Thanks to the City of Vancouver's obstinate efforts to remove a billboard, we now have a lovely concrete block to stare at on top of the Lee Building.
A City of Vancouver report released earlier today indicates that a number of billboards may be ripped down if Council gets their way.
COPE Councillor David Cadman has been a long-time advocate to have all 300 of the by-law breaking billboards removed. During the last term of Council, he asked staff to 'take immediate action to ensure compliance with the City’s sign by-law by removing the offending billboards."
Here are some of the highlites of the City report to be debated next week:
- A total of 13 non-conforming billboards are actually on City property
- The removal of the 13 billboards on City property will cost the treasury about $200K per year in lost revenue. In addition, there will be a loss of $157K to the City's Property Endowment Fund. Staff predict an additional $50K in costs to cut lawn and remove garbage will also be added to the tax bill. In total, this will be a hit of over $400K per annum.
- The billboard industry has indicated the removal of these billboards throughout the City could have a real negative impact on jobs
- The process too remove all of the billboards will be very costly as each of them have to be handled separately with staff preparing lengthy reports
- It will take up to six years and countless hours of staff time to remove all the billboards
At this point, it's pretty clear that the report will get the support of both COPE Councillors David Cadman and Ellen Woodsworth, but it remains unclear if it will get support from the Vision and NPA councillors. If Council does support the removal, you can expect the folks over at Pattison Outdoor won't be too thrilled. Nor will the employees who will likely be given a pink slip.
The removal process for each of the 300 billboards is going to be very cumbersome. Here is an excerpt from the City report;
The removal process mandated under the Vancouver Charter will require significant staff resources and Council time. The process outlined below would be required for each of the 313 non-conforming billboards.

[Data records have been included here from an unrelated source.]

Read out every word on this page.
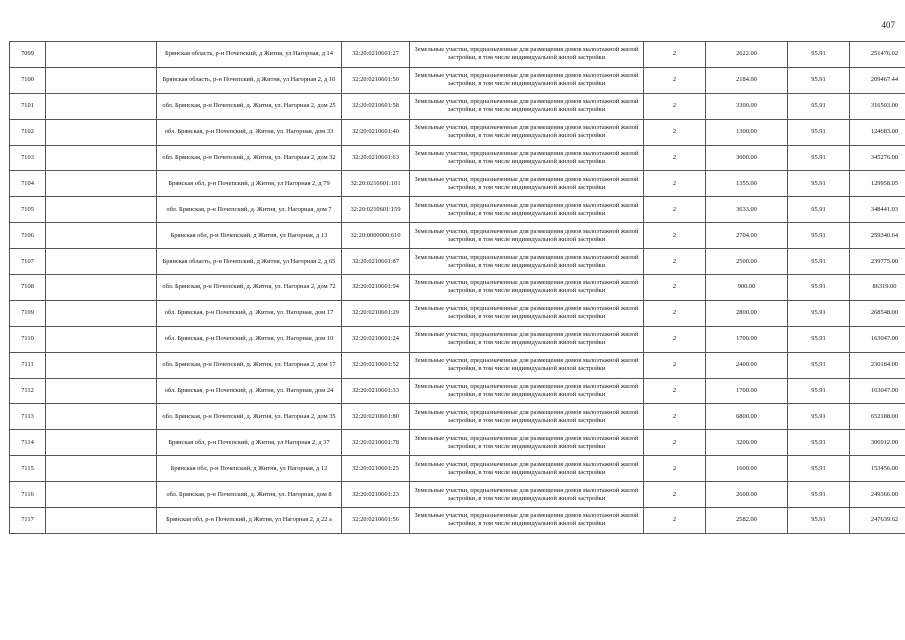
407
7099		Брянская область, р-н Почепский, д Житня, ул Нагорная, д 14	32:20:0210601:27	Земельные участки, предназначенные для размещения домов малоэтажной жилой застройки, в том числе индивидуальной жилой застройки	2	2622.00	95.91	251476.02
7100		Брянская область, р-н Почепский, д Житня, ул Нагорная 2, д 10	32:20:0210601:50	Земельные участки, предназначенные для размещения домов малоэтажной жилой застройки, в том числе индивидуальной жилой застройки	2	2184.00	95.91	209467.44
7101		обл. Брянская, р-н Почепский, д. Житня, ул. Нагорная 2, дом 25	32:20:0210601:58	Земельные участки, предназначенные для размещения домов малоэтажной жилой застройки, в том числе индивидуальной жилой застройки	2	3300.00	95.91	316503.00
7102		обл. Брянская, р-н Почепский, д. Житня, ул. Нагорная, дом 33	32:20:0210601:40	Земельные участки, предназначенные для размещения домов малоэтажной жилой застройки, в том числе индивидуальной жилой застройки	2	1300.00	95.91	124683.00
7103		обл. Брянская, р-н Почепский, д. Житня, ул. Нагорная 2, дом 32	32:20:0210601:63	Земельные участки, предназначенные для размещения домов малоэтажной жилой застройки, в том числе индивидуальной жилой застройки	2	3600.00	95.91	345276.00
7104		Брянская обл, р-н Почепский, д Житня, ул Нагорная 2, д 79	32:20:0210601:101	Земельные участки, предназначенные для размещения домов малоэтажной жилой застройки, в том числе индивидуальной жилой застройки	2	1355.00	95.91	129958.05
7105		обл. Брянская, р-н Почепский, д. Житня, ул. Нагорная, дом 7	32:20:0210601:159	Земельные участки, предназначенные для размещения домов малоэтажной жилой застройки, в том числе индивидуальной жилой застройки	2	3633.00	95.91	348441.03
7106		Брянская обл, р-н Почепский, д Житня, ул Нагорная, д 13	32:20:0000000:610	Земельные участки, предназначенные для размещения домов малоэтажной жилой застройки, в том числе индивидуальной жилой застройки	2	2704.00	95.91	259340.64
7107		Брянская область, р-н Почепский, д Житня, ул Нагорная 2, д 65	32:20:0210601:87	Земельные участки, предназначенные для размещения домов малоэтажной жилой застройки, в том числе индивидуальной жилой застройки	2	2500.00	95.91	239775.00
7108		обл. Брянская, р-н Почепский, д. Житня, ул. Нагорная 2, дом 72	32:20:0210601:94	Земельные участки, предназначенные для размещения домов малоэтажной жилой застройки, в том числе индивидуальной жилой застройки	2	900.00	95.91	86319.00
7109		обл. Брянская, р-н Почепский, д. Житня, ул. Нагорная, дом 17	32:20:0210601:29	Земельные участки, предназначенные для размещения домов малоэтажной жилой застройки, в том числе индивидуальной жилой застройки	2	2800.00	95.91	268548.00
7110		обл. Брянская, р-н Почепский, д. Житня, ул. Нагорная, дом 10	32:20:0210601:24	Земельные участки, предназначенные для размещения домов малоэтажной жилой застройки, в том числе индивидуальной жилой застройки	2	1700.00	95.91	163047.00
7111		обл. Брянская, р-н Почепский, д. Житня, ул. Нагорная 2, дом 17	32:20:0210601:52	Земельные участки, предназначенные для размещения домов малоэтажной жилой застройки, в том числе индивидуальной жилой застройки	2	2400.00	95.91	230184.00
7112		обл. Брянская, р-н Почепский, д. Житня, ул. Нагорная, дом 24	32:20:0210601:33	Земельные участки, предназначенные для размещения домов малоэтажной жилой застройки, в том числе индивидуальной жилой застройки	2	1700.00	95.91	163047.00
7113		обл. Брянская, р-н Почепский, д. Житня, ул. Нагорная 2, дом 35	32:20:0210601:80	Земельные участки, предназначенные для размещения домов малоэтажной жилой застройки, в том числе индивидуальной жилой застройки	2	6800.00	95.91	652188.00
7114		Брянская обл, р-н Почепский, д Житня, ул Нагорная 2, д 37	32:20:0210601:78	Земельные участки, предназначенные для размещения домов малоэтажной жилой застройки, в том числе индивидуальной жилой застройки	2	3200.00	95.91	306912.00
7115		Брянская обл, р-н Почепский, д Житня, ул Нагорная, д 12	32:20:0210601:25	Земельные участки, предназначенные для размещения домов малоэтажной жилой застройки, в том числе индивидуальной жилой застройки	2	1600.00	95.91	153456.00
7116		обл. Брянская, р-н Почепский, д. Житня, ул. Нагорная, дом 8	32:20:0210601:23	Земельные участки, предназначенные для размещения домов малоэтажной жилой застройки, в том числе индивидуальной жилой застройки	2	2600.00	95.91	249366.00
7117		Брянская обл, р-н Почепский, д Житня, ул Нагорная 2, д 22 а	32:20:0210601:56	Земельные участки, предназначенные для размещения домов малоэтажной жилой застройки, в том числе индивидуальной жилой застройки	2	2582.00	95.91	247639.62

1) Staff prepare a report to Council along with a draft resolution for each non-conforming billboard.
2) At the Council meeting, the owner and other persons with legal interest in the matter must be given the opportunity to make representations to Council. Therefore, each affected property owner and other interested persons must be notified. While there are just two major sign companies with billboards in the city, the billboards are located on many privately-owned sites. It is anticipated that many owners will want to address Council about loss of revenue and hardship issues associated with the removal of the billboard.
3) After hearing from owners and other interested parties, Council will have to consider the circumstances of each case and decide whether or not to pass a resolution ordering the removal of the legally non-conforming billboard. Council’s decisions have to be made on a case by case basis, based on the individual merits of each case rather than a blanket policy.
4) The resolution must be passed by two-thirds of all members of Council (i.e., at least eight votes).
5) If Council passes a resolution ordering removal of a billboard, staff must then take the necessary steps to enforce Council’s order should the property owners refuse to comply with it. This may involve commencement of injunction proceedings or other litigation and will consume considerable Law Department resources.
The billboard industry reps have asked Council to consider other options than simply ripping down the existing billboards. The report states:
Staff met with representatives of the two sign companies who own most billboards in the City (Pattison, CBS Outdoor) in early 2008. Staff explained the Council direction regarding non-conforming billboards and described the removal process. Both representatives expressed concern about the loss of opportunity that would result, as well as loss of jobs. In addition, they suggested the following alternatives:
• Increased opportunities around transit lines, including a decreased distance
• Replacement of some billboards with digital billboards
• Increased opportunities for billboards in the entertainment district
• Opportunities for smaller billboards, building wraps
• Delay of removal requirement to a future time
The first efforts to remove these non-conforming billboards was started by the NPA in June 2000. The effort was silly then, and it's equally silly now. Those billboards have been there for years, and during the time I worked at the Mayor's office, I don't recall getting a single complaint about them. In other words, it's a non-issue.
What I do vividly recall is the City's legal department spending countless dollars to fight in court for the removal of a billboard atop the historic Lee Building on West Broadway and Main Street. It became the "poster child" for the City's efforts to rid itself of what the politicians considered as ugly and nuisance billboards.
The owner had been using the revenue generated from the billboard to restore the historic building back to its former glory. In the end, the City forced him to remove the billboard, and all that remains is an ugly stump (see above photo). Big victory that was. As for the historic building, there is no longer a revenue stream dedicated to maintaining it.
If Vancouver ever wants to be considered in the same league as other world-class cities like New York, London or Paris, it had better think long and hard about a crackdown on billboards. After all, what would the New York experience be without billboards and bright lights? Lucky for the Big Apple they don't have Cadman on Council.
You can expect many long nights of debate on this one. However, at the end of the day, I predict Vision won't take on Pattison Outdoor. Like previous Council's, they'll find a reason to keep studying this one for just a little while longer.